Career Opportunities: After two shorts and several producer credits to her name, Wexler makes her feature film debut with The Ranger and leaves quite an impression. Using buckets of neon paint and boomboxes chock full of brash punk rock, Wexler adds a stylish layer to the action that saves this entry from the onslaught of digital horror.
What also benefits the story is how Wexler doesn’t simply indulge in the confines of nostalgia. Like It Follows or The Guest, there’s a sense of respect for VHS horror, but not a slavish devotion to it, and that’s a relief. If anything, she indulges in the narrative minimalism of yesteryear, while keeping the gore disturbingly modern.
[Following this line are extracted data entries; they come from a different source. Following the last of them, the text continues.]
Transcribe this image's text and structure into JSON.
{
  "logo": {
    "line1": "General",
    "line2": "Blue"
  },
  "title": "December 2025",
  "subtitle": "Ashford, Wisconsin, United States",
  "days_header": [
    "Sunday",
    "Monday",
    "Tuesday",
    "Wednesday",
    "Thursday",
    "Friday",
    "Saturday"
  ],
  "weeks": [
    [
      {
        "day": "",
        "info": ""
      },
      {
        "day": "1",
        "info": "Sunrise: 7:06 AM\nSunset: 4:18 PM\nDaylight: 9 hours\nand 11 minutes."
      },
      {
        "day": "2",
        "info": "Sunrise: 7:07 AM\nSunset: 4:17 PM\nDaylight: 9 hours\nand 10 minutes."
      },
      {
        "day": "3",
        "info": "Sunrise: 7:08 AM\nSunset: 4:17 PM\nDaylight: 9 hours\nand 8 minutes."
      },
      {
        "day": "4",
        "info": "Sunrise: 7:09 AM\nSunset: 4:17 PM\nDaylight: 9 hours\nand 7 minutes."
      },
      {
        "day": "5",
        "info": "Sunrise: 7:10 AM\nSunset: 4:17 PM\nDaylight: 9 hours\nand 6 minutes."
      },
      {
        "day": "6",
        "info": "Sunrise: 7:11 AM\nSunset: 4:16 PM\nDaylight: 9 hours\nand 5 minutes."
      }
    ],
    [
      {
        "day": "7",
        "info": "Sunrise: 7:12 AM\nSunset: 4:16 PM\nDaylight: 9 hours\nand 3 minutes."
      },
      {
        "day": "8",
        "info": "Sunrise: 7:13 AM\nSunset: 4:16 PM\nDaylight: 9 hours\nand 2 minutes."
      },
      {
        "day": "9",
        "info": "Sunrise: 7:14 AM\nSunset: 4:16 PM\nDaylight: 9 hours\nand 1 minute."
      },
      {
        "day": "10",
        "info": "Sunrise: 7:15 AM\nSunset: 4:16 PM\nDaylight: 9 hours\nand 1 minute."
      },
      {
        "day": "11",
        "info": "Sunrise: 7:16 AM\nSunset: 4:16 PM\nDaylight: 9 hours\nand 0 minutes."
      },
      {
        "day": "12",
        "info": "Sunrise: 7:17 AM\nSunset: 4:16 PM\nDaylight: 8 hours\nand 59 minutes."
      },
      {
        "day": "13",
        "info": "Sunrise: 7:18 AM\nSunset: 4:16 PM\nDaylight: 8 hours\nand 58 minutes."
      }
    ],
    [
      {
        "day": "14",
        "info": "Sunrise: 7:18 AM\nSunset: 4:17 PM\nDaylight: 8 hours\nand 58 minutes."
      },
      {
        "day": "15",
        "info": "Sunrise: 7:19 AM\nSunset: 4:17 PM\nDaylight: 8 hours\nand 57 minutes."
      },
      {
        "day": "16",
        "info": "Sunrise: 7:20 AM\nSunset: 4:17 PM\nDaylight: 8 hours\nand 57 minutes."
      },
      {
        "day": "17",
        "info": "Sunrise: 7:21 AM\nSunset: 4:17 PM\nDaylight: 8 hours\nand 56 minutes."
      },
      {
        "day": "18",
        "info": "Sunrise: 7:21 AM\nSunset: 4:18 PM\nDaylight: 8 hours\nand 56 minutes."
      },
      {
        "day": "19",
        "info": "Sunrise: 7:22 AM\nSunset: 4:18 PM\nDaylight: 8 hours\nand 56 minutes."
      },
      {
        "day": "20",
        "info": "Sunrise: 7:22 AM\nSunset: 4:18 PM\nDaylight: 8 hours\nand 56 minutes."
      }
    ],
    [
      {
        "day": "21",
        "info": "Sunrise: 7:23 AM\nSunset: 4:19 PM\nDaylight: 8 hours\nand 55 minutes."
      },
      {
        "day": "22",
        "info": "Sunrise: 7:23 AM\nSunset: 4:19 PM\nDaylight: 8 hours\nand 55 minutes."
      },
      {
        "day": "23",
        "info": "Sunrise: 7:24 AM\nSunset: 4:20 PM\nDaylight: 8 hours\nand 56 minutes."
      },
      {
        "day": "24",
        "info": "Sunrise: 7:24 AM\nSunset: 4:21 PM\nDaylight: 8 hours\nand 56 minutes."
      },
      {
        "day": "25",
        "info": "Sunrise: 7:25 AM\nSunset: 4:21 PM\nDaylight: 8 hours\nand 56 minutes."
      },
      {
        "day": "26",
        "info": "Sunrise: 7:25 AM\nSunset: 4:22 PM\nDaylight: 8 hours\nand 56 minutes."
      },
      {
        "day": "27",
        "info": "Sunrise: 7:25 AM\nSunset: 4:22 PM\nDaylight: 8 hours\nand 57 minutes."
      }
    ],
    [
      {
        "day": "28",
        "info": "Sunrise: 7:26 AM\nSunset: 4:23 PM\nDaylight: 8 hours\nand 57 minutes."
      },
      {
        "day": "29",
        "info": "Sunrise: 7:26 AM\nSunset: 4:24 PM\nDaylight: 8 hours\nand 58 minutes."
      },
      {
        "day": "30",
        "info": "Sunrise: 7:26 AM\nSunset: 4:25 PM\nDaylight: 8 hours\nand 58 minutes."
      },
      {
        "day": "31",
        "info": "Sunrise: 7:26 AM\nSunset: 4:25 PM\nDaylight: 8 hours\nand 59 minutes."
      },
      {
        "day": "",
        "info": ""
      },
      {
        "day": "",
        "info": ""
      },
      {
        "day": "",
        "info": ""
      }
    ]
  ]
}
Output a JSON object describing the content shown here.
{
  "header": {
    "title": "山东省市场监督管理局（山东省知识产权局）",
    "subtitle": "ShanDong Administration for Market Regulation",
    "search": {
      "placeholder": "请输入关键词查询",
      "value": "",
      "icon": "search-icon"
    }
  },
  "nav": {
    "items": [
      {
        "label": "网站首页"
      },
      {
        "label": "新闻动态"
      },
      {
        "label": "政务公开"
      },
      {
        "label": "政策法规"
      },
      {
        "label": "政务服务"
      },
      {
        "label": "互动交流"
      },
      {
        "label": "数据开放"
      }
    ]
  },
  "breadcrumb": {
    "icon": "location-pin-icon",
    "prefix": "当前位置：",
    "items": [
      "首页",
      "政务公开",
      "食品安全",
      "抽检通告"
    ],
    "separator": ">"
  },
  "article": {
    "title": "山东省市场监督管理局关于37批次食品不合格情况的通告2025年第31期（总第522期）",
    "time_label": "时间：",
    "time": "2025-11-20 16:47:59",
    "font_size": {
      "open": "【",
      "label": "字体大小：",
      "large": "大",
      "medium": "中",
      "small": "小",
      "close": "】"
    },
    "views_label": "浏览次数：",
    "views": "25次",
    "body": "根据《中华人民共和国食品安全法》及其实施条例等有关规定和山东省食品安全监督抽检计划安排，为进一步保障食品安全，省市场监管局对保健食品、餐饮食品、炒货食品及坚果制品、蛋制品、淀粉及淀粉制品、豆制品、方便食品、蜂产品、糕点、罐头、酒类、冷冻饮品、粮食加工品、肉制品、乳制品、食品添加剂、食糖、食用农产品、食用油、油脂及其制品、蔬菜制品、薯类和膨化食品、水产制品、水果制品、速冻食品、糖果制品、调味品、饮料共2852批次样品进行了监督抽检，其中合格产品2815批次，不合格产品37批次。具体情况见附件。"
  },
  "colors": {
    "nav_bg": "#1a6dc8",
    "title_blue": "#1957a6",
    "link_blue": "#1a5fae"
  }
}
Police and Thieves: The problem is that the characters are insufferable. Well, most of them. Despite the economy, namely the refreshing inclusion of a interracial queer couple, everyone is so goddamn vicious and brutal to one another, and while that may be the point (they are jerkstore punks, after all) the vitriol doesn’t add much.
If anything, you kind of want them to hit the road, so you can get to the core conflict at hand, which is between Holm and Chloë Levine’s Chelsea. Wexler and Furino clearly reserved any pathos and empathy in the film for Chelsea, bleeding out her story with a rare kind of patience that works both for and against the story.
It wouldn’t work without Levine, though, who says so much with so little. You get a sense of this early on, too, particularly when they reach the cabin and she struggles to lay down her own rules. There are so many natural tics to her delivery, all of which come to head by the end, when she’s taking the law into her own hands.
Wexler and Levine … keep an eye on both.
The Verdict: The Ranger is the type of Friday night rental you’re stoked to have found by Saturday morning, which is why it makes sense that Shudder picked it up. Pulpy, sensational, stylish, and merciless, Wexler shows a ton of promise as a filmmaker, and may even have a potential muse in Levine as she continues her hike into horror.
Where’s It Playing? The Ranger can be found watching over Shudder starting May 9th.